Westpac Economics has updated its forecasts for the Reserve Bank of Australia (RBA) cash rate, now anticipating it will remain unchanged throughout 2026. According to economist Luci Ellis, the RBA’s current hawkish stance seems to already account for recent temporary inflation increases. Westpac is one of Australia’s four major banks, providing a wide range of financial services to individuals and businesses. The bank operates across Australia, New Zealand, and parts of the Asia-Pacific region.

Ellis projects that inflation will gradually decline during 2026. However, the moderation is not expected to be rapid enough to trigger any monetary easing by the central bank. Westpac foresees the potential for rate cuts to commence in February and May of 2027, provided that the broader economic outlook remains consistent with current forecasts.

Despite the current outlook, Ellis noted that risks persist on both sides of the equation. A significant weakening of the labour market could lead to earlier-than-anticipated rate cuts.

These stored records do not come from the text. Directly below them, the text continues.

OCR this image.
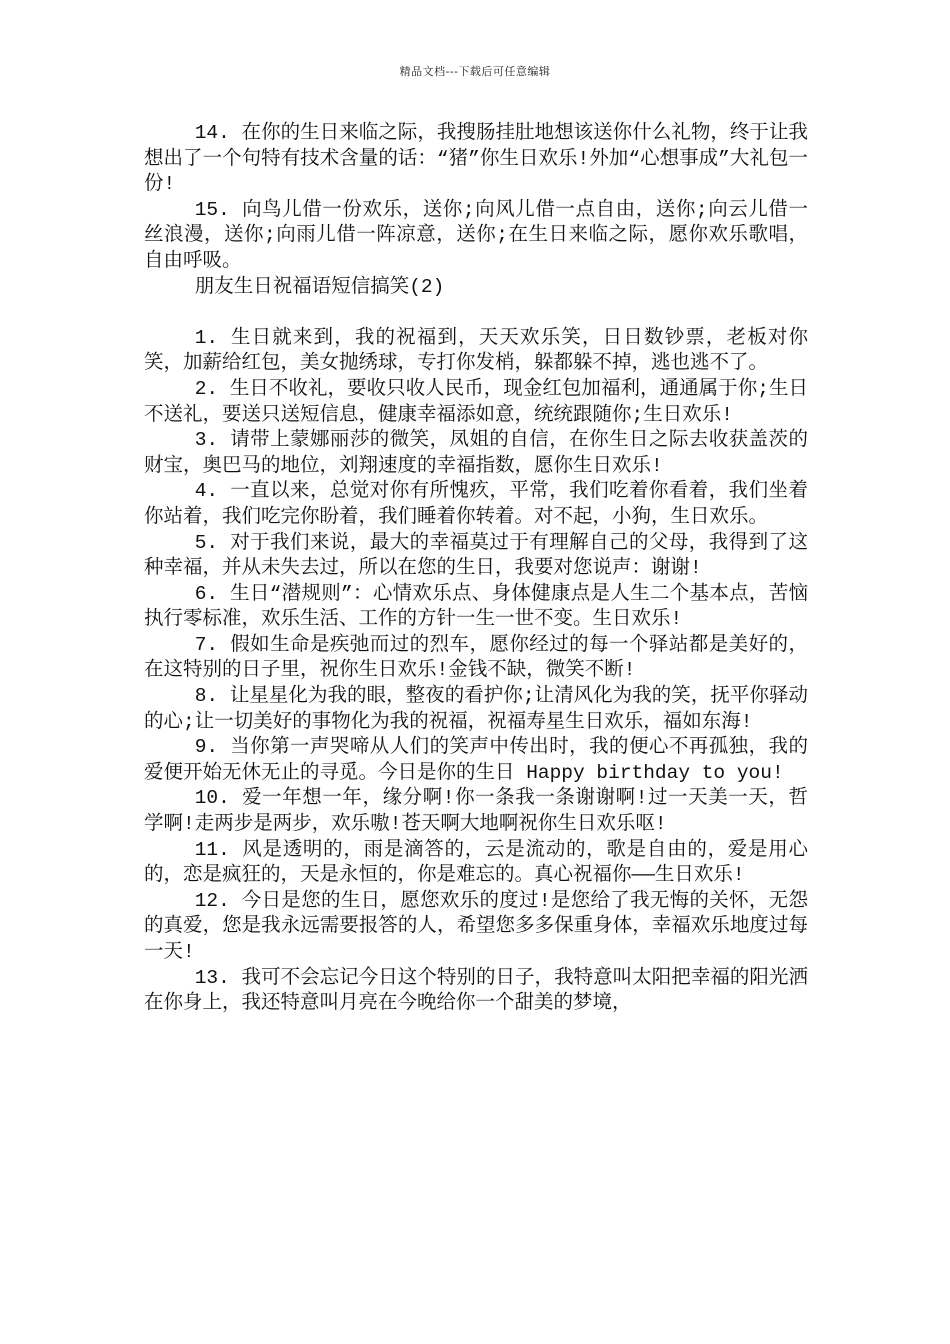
精品文档---下载后可任意编辑

14. 在你的生日来临之际，我搜肠挂肚地想该送你什么礼物，终于让我想出了一个句特有技术含量的话：“猪”你生日欢乐!外加“心想事成”大礼包一份!

15. 向鸟儿借一份欢乐，送你;向风儿借一点自由，送你;向云儿借一丝浪漫，送你;向雨儿借一阵凉意，送你;在生日来临之际，愿你欢乐歌唱，自由呼吸。

朋友生日祝福语短信搞笑(2)

1. 生日就来到，我的祝福到，天天欢乐笑，日日数钞票，老板对你笑，加薪给红包，美女抛绣球，专打你发梢，躲都躲不掉，逃也逃不了。

2. 生日不收礼，要收只收人民币，现金红包加福利，通通属于你;生日不送礼，要送只送短信息，健康幸福添如意，统统跟随你;生日欢乐!

3. 请带上蒙娜丽莎的微笑，凤姐的自信，在你生日之际去收获盖茨的财宝，奥巴马的地位，刘翔速度的幸福指数，愿你生日欢乐!

4. 一直以来，总觉对你有所愧疚，平常，我们吃着你看着，我们坐着你站着，我们吃完你盼着，我们睡着你转着。对不起，小狗，生日欢乐。

5. 对于我们来说，最大的幸福莫过于有理解自己的父母，我得到了这种幸福，并从未失去过，所以在您的生日，我要对您说声：谢谢!

6. 生日“潜规则”：心情欢乐点、身体健康点是人生二个基本点，苦恼执行零标准，欢乐生活、工作的方针一生一世不变。生日欢乐!

7. 假如生命是疾弛而过的烈车，愿你经过的每一个驿站都是美好的，在这特别的日子里，祝你生日欢乐!金钱不缺，微笑不断!

8. 让星星化为我的眼，整夜的看护你;让清风化为我的笑，抚平你驿动的心;让一切美好的事物化为我的祝福，祝福寿星生日欢乐，福如东海!

9. 当你第一声哭啼从人们的笑声中传出时，我的便心不再孤独，我的爱便开始无休无止的寻觅。今日是你的生日 Happy birthday to you!

10. 爱一年想一年，缘分啊!你一条我一条谢谢啊!过一天美一天，哲学啊!走两步是两步，欢乐嗷!苍天啊大地啊祝你生日欢乐呕!

11. 风是透明的，雨是滴答的，云是流动的，歌是自由的，爱是用心的，恋是疯狂的，天是永恒的，你是难忘的。真心祝福你——生日欢乐!

12. 今日是您的生日，愿您欢乐的度过!是您给了我无悔的关怀，无怨的真爱，您是我永远需要报答的人，希望您多多保重身体，幸福欢乐地度过每一天!

13. 我可不会忘记今日这个特别的日子，我特意叫太阳把幸福的阳光洒在你身上，我还特意叫月亮在今晚给你一个甜美的梦境，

Conversely, further unexpected increases in inflation could prompt a near-term rate hike, although Westpac considers this scenario to be relatively improbable.

Ellis suggested that any tightening of monetary policy would likely necessitate a downward revision of growth, inflation, and labour market forecasts. Such a scenario could also potentially lead to a policy reversal sometime in 2027, should economic conditions warrant a change in course.